At the end of March, Moran had more than $400,000 in his campaign account, while Shuttleworth had $31,000. New fundraising reports are due next week, and Shuttleworth said “we’re aggressively getting at it,” though he acknowledged, “We’re going to clearly be outspent.”
Shuttleworth’s campaign has made robocalls to voters in the district, which includes Arlington, Alexandria, Falls Church and part of Fairfax County. He plans to use direct mail, but does not have the cash to run the kind of radio and television ad campaign that could really boost his name recognition.
Although both campaigns say they want to hold debates, so far no group has extended an official invitation to the two candidates.

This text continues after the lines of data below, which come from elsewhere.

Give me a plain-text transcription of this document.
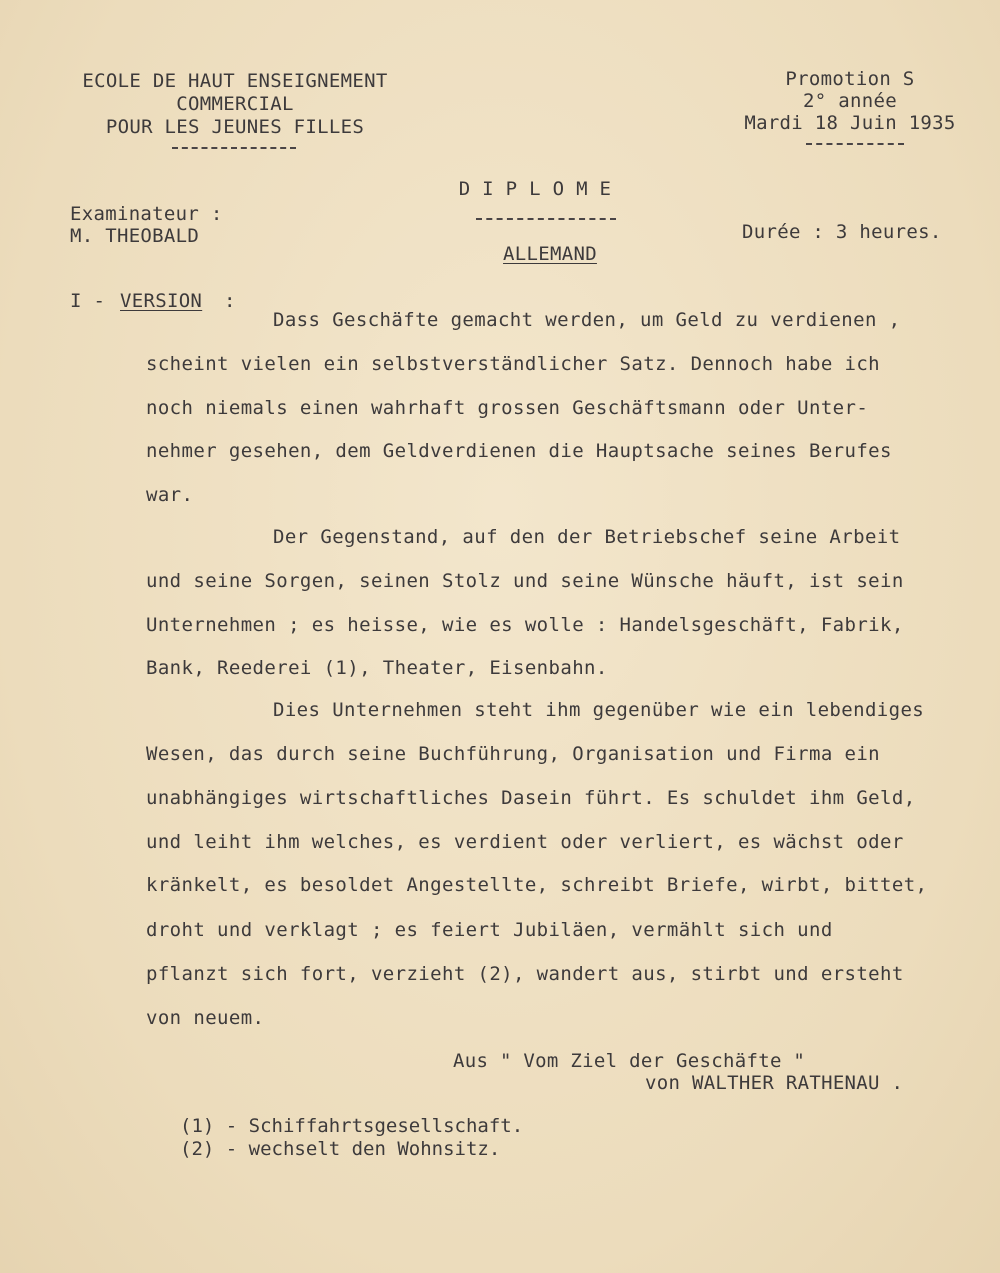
ECOLE DE HAUT ENSEIGNEMENT
COMMERCIAL
POUR LES JEUNES FILLES
Promotion S
2° année
Mardi 18 Juin 1935
D I P L O M E
ALLEMAND
Examinateur :
M. THEOBALD	Durée : 3 heures.
I - VERSION :
Dass Geschäfte gemacht werden, um Geld zu verdienen ,
scheint vielen ein selbstverständlicher Satz. Dennoch habe ich
noch niemals einen wahrhaft grossen Geschäftsmann oder Unter-
nehmer gesehen, dem Geldverdienen die Hauptsache seines Berufes
war.
Der Gegenstand, auf den der Betriebschef seine Arbeit
und seine Sorgen, seinen Stolz und seine Wünsche häuft, ist sein
Unternehmen ; es heisse, wie es wolle : Handelsgeschäft, Fabrik,
Bank, Reederei (1), Theater, Eisenbahn.
Dies Unternehmen steht ihm gegenüber wie ein lebendiges
Wesen, das durch seine Buchführung, Organisation und Firma ein
unabhängiges wirtschaftliches Dasein führt. Es schuldet ihm Geld,
und leiht ihm welches, es verdient oder verliert, es wächst oder
kränkelt, es besoldet Angestellte, schreibt Briefe, wirbt, bittet,
droht und verklagt ; es feiert Jubiläen, vermählt sich und
pflanzt sich fort, verzieht (2), wandert aus, stirbt und ersteht
von neuem.
Aus " Vom Ziel der Geschäfte "
von WALTHER RATHENAU .
(1) - Schiffahrtsgesellschaft.
(2) - wechselt den Wohnsitz.
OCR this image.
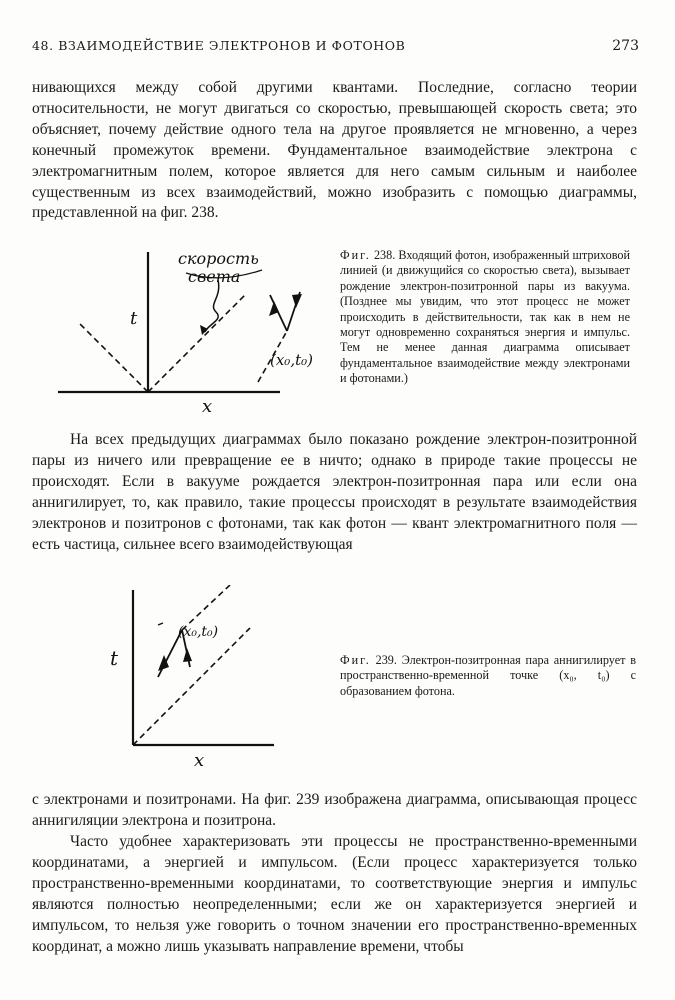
48. ВЗАИМОДЕЙСТВИЕ ЭЛЕКТРОНОВ И ФОТОНОВ	273
нивающихся между собой другими квантами. Последние, согласно теории относительности, не могут двигаться со скоростью, превышающей скорость света; это объясняет, почему действие одного тела на другое проявляется не мгновенно, а через конечный промежуток времени. Фундаментальное взаимодействие электрона с электромагнитным полем, которое является для него самым сильным и наиболее существенным из всех взаимодействий, можно изобразить с помощью диаграммы, представленной на фиг. 238.
скорость
света
t
x
(x₀,t₀)
Фиг. 238. Входящий фотон, изображенный штриховой линией (и движущийся со скоростью света), вызывает рождение электрон-позитронной пары из вакуума. (Позднее мы увидим, что этот процесс не может происходить в действительности, так как в нем не могут одновременно сохраняться энергия и импульс. Тем не менее данная диаграмма описывает фундаментальное взаимодействие между электронами и фотонами.)
На всех предыдущих диаграммах было показано рождение электрон-позитронной пары из ничего или превращение ее в ничто; однако в природе такие процессы не происходят. Если в вакууме рождается электрон-позитронная пара или если она аннигилирует, то, как правило, такие процессы происходят в результате взаимодействия электронов и позитронов с фотонами, так как фотон — квант электромагнитного поля — есть частица, сильнее всего взаимодействующая
t
x
(x₀,t₀)
Фиг. 239. Электрон-позитронная пара аннигилирует в пространственно-временной точке (x₀, t₀) с образованием фотона.
с электронами и позитронами. На фиг. 239 изображена диаграмма, описывающая процесс аннигиляции электрона и позитрона.
Часто удобнее характеризовать эти процессы не пространственно-временными координатами, а энергией и импульсом. (Если процесс характеризуется только пространственно-временными координатами, то соответствующие энергия и импульс являются полностью неопределенными; если же он характеризуется энергией и импульсом, то нельзя уже говорить о точном значении его пространственно-временных координат, а можно лишь указывать направление времени, чтобы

Shuttleworth also has employed an unusual strategy for a Democratic primary candidate — appealing to Republicans. As the liberal blog Blue Virginia reported, Shuttleworth attended a meeting of Falls Church Republicans last month, where he reminded attendees that Virginia has open primaries, so “if you’re not Democratic all you have to do is request a Democratic ballot, and I would be delighted and honored to have your support.”
Shuttleworth is not a stranger to Capitol Hill. He served as a congressional page in high school, and his uncle is former congressman David Bowen (D-Miss.), who spent a decade in the House.
Born in Amsterdam, N.Y., Shuttleworth was raised in Severna Park. He graduated from the Naval Academy in 1987 and attended West Point as part of an exchange program. He served on the aircraft carrier USS America, flying missions over Somalia and Bosnia.
After leaving the Navy in 1995, Shuttleworth got a master’s degree from Harvard Business School and went to work for the Boston Consulting Group, the Tysons Corner-based technology firm MicroStrategy and then the educational software company Blackboard Inc.
Since 2007, Shuttleworth, who lives in Arlington with his wife and twin sons, has worked as a part-time business consultant and served as a caregiver to his parents. His mother and father, nonsmokers, both died of lung cancer, making Shuttleworth especially committed to clean-air and health issues.
But most of all, Shuttleworth keeps coming back to the theme of Moran’s ethics.
“If there is one organization in the world that’s got to have the highest-integrity people,” Shuttleworth said, “it’s Congress.”